Tenho quatro retratos que gosto muito por situações diversas. O retrato do André Dahmer foi dificílimo, por exemplo. Ele não gosta de ser fotografado e na primeira vez que nos encontramos ele praticamente implorou para que não fizesse o retrato; acabei não fazendo. Na segunda vez que nos encontramos ele veio falar comigo que o Arnaldo Branco encheu o saco dele para deixar disso e fazer o registro de uma vez. Na hora da foto, ele tremia, suava e não conseguia ficar de olho aberto com o flash; o jeito foi pedir para fechar os olhos e acabou que virou uma das imagens que mais gosto, simples, bonita, delicada.
Para o retrato do Rafael Sica fiz uma luz bem dramática, sombria, bem como vejo o trabalho dele, apesar do humor que há ali. É outro retrato simples que gosto muito e mesmo sem o olhar eu sinto que consegui captar algo ali. E tem os retratos de Luiz Ge e Laerte, mestres supremos. Não sei se foi por ter sido o primeiro contato com eles, e por gostar há tempos do trabalho, mas considero ótimos retratos: o olhar de Laerte e a simpatia do Luiz Ge.
Eu ainda sonho em conseguir fazer um belo retrato do Angeli, mas esse é mais difícil, já que não é tão simples entrar em contato com ele. Tomara que um dia dê certo!
E como surgiu o Barathum? Como você definiu aquele formato do zine? Quantas fotos serão? Estarão todas as fotos do zine expostas?
O Barathrum começou, por incrível que pareça, pelo texto. Cheguei em casa correndo e escrevi o texto que acompanha as fotos de primeira, mas engavetei logo em seguida. Era um texto angustiante, pesado, que veio num momento que não estava lá tão bem e foi bom exteriorizá-lo. Comecei a fazer uma ou outra imagem, sempre com ele em mente, guardando para um dia, quem sabe, dar cara a ele. Nessa época estava participando do grupo de estudos de fotografia do curador Eder Chiodetto e senti que aquele texto realmente precisava ter imagens acompanhando, traduzindo toda angústia e perturbação que ele transmitia. Separei algumas imagens que tinha feito pensando nele, comecei uma pesquisa sobre o abismo, um tipo de submundo interno da mente, labiríntico, e cheguei a alguns conceitos e ao nome Barathrum. Barathrum, além de submundo, abismo, algo que te devora e te consome, também tem por definição ser o inferno e um poço ou local rochoso no qual os criminosos eram jogados na Grécia antiga. Pesado, mas eu busco no meu trabalho sempre mexer com a fotografia como uma forma de expressão e exteriorização, além de brincar e mesclar realidade com ficção, criar narrativas com isso.

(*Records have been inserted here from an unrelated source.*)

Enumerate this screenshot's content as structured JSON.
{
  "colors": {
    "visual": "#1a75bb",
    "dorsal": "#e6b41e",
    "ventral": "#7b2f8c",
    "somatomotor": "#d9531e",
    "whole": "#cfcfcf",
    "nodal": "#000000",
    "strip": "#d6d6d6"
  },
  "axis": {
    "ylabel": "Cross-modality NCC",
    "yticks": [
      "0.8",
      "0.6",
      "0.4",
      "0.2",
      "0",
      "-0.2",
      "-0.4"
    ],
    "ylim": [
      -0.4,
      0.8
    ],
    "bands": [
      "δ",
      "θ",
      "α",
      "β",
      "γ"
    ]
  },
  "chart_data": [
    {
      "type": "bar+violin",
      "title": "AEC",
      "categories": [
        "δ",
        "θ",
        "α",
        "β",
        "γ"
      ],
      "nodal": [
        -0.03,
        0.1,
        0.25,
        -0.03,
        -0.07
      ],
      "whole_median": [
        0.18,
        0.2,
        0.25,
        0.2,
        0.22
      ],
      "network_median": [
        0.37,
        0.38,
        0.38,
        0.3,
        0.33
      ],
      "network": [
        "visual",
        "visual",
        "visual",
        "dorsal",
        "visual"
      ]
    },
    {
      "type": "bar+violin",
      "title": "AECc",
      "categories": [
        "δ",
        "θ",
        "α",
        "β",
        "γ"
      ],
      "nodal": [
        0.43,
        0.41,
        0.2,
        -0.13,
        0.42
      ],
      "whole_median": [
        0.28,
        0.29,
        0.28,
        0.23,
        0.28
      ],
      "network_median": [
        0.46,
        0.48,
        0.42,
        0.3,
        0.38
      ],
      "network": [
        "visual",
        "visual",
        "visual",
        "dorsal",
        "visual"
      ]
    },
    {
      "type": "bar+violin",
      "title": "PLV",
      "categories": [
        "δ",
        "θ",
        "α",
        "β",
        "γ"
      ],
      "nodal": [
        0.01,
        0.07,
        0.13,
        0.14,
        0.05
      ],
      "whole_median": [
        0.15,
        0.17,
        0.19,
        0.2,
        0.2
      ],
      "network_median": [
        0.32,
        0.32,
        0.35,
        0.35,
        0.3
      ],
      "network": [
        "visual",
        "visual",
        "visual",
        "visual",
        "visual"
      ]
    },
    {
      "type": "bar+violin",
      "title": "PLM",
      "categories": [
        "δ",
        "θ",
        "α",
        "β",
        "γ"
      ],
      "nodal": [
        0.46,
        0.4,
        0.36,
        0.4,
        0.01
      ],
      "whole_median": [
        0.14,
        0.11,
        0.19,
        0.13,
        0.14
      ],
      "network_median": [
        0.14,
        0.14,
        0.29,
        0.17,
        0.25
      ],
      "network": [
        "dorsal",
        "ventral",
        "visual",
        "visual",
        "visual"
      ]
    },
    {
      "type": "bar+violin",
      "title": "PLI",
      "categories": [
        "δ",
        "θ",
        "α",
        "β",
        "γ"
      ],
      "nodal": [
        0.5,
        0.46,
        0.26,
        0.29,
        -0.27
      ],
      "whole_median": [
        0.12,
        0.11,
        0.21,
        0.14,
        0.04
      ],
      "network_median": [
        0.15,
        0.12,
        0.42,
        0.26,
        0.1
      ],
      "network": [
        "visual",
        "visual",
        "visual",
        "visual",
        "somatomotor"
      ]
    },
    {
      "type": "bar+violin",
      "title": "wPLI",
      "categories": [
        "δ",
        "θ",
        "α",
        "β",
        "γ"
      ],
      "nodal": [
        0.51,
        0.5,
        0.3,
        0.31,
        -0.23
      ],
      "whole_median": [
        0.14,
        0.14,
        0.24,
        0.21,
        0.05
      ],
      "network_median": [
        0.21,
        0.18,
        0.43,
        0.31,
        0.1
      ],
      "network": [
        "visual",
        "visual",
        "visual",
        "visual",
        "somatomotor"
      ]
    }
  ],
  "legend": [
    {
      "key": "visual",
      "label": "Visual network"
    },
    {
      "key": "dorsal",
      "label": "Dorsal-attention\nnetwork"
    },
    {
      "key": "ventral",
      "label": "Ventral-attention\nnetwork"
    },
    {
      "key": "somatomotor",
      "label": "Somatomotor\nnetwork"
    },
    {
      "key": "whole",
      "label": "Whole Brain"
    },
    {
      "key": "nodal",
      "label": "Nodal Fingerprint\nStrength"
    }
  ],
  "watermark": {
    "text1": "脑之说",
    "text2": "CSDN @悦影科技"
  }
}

O formato do zine veio na tentativa de criar uma narrativa com essas imagens. Foi uma dificuldade em não tentar priorizar algumas imagens em relação a outras, mas jogar com o universo individual e coletivo delas, além do texto. Fiquei um tempo matutando em como não influenciar a leitura das imagens por conta do texto, se ele tinha que ser antes, depois, no meio… Pensei muito para tentar conseguir uma narrativa que tivesse a cara do projeto, colei todas as imagens na parade para olhar dia a dia, troquei de lugar, reposicionei, tentei novas relações, até o dia que cheguei e vi que elas poderiam estar realmente ligadas umas nas outras. Colei todas as imagens, as imaginei como um grande totem, opressoras… então notei que as fotos tinham a possibilidade de serem alteradas, remanejadas, por dobraduras; conforme dobrasse o projeto, novas narrativas se formavam.
Na exposição da Monkix são todas as imagens do projeto, 22, mas dessa vez soltas em lâminas. Como também é o lançamento oficial tardio do zine, achei que poderia ser mais solto, já que o produto físico também estará lá à venda.